DFB-Pokal: Hertha muss nach Dortmund

Eine ebenso schwere wie reizvolle Aufgabe bekam Hertha BSC für die zweite Runde des DFB-Pokals zugelost. Am 23. oder 24. September muss der Hauptstadt-Klub bei Bundesliga-Rivale Borussia Dortmund antreten.

Als er das Los Hertha BSC in der Hand hielt, lächelte Nationalmannschaftsmanager Oliver Bierhoff ungläubig. "Schon wieder kein Heimspiel für Berlin." Statistisch zu begründen ist es nicht. In Dortmund wird Hertha BSC seine 30. DFB-Pokalpartie seit dem Wiederaufstieg 1997 bestreiten - zum 28. Mal ein Auswärtsspiel. Lediglich gegen den

1. FC Köln (1:2 im Januar 2002) und Borussia Mönchengladbach (3:0 im Oktober 2005) genoss Hertha BSC Heimrecht.

"Schade, ein Heimspiel wäre schön gewesen", sagte Trainer Lucien Favre. "Borussia Dortmund ist ein schwieriges Los. Aber ich sehe es positiv: Die Aufgabe ist machbar."

Diese Ansetzung gab es im DFB-Pokal bisher nur ein Mal. Im April 1968 verloren Hertha im Viertelfinale im Stadion Roter Erde bei Borussia Dortmund 1:2.

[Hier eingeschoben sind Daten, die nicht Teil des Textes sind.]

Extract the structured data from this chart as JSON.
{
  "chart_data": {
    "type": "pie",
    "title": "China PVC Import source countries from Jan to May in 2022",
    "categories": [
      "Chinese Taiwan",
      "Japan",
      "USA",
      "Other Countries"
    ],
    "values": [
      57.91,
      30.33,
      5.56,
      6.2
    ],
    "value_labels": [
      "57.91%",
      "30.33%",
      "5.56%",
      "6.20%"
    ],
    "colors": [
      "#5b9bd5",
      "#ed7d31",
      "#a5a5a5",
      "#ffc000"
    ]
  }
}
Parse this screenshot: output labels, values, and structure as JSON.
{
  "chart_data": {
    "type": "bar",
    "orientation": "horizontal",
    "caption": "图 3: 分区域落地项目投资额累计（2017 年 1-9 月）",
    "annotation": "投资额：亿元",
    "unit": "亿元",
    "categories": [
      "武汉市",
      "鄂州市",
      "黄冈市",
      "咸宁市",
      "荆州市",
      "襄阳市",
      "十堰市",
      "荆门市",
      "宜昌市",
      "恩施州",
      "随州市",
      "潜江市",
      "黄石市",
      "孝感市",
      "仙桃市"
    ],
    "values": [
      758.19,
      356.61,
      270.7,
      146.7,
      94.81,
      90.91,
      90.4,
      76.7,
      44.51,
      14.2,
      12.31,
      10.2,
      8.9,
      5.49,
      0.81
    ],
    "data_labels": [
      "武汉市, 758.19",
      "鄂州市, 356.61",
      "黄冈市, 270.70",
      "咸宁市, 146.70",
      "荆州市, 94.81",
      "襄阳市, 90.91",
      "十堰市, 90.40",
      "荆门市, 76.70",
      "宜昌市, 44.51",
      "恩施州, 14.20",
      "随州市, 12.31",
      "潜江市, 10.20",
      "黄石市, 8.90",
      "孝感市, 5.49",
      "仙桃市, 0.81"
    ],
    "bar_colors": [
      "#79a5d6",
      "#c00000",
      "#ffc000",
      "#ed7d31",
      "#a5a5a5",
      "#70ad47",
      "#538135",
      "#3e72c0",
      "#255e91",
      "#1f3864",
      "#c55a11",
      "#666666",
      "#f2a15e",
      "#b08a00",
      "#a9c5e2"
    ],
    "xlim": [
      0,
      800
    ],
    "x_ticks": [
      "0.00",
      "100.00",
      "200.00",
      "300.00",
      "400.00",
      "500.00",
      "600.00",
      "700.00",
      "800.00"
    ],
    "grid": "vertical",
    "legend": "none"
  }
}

Aktuell hatten sich die Bundesligisten in der ersten Pokal-Runde jeweils mit 3:1 durchgesetzt - Dortmund bei Drittligist Rot-Weiss Essen, Hertha BSC bei Regionalligist Eintracht Trier.

Neben dem Prestige geht es für die Berliner und Dortmund auch um Geld: Beide Klubs kassieren für das Erreichen der zweiten Runde 225 000 Euro. Der Sieger wird für den Einzug ins Achtelfinale mit 450 000 Euro belohnt.

Die erfolgsverwöhnten Bayern erhielten wieder ein Heimspiel. "Glücksfee" Linda Bresonik, Nationalspielerin aus Duisburg, bescherte dem Deutschen Meister ein Regional-Derby gegen Zweitligist 1. FC Nürnberg.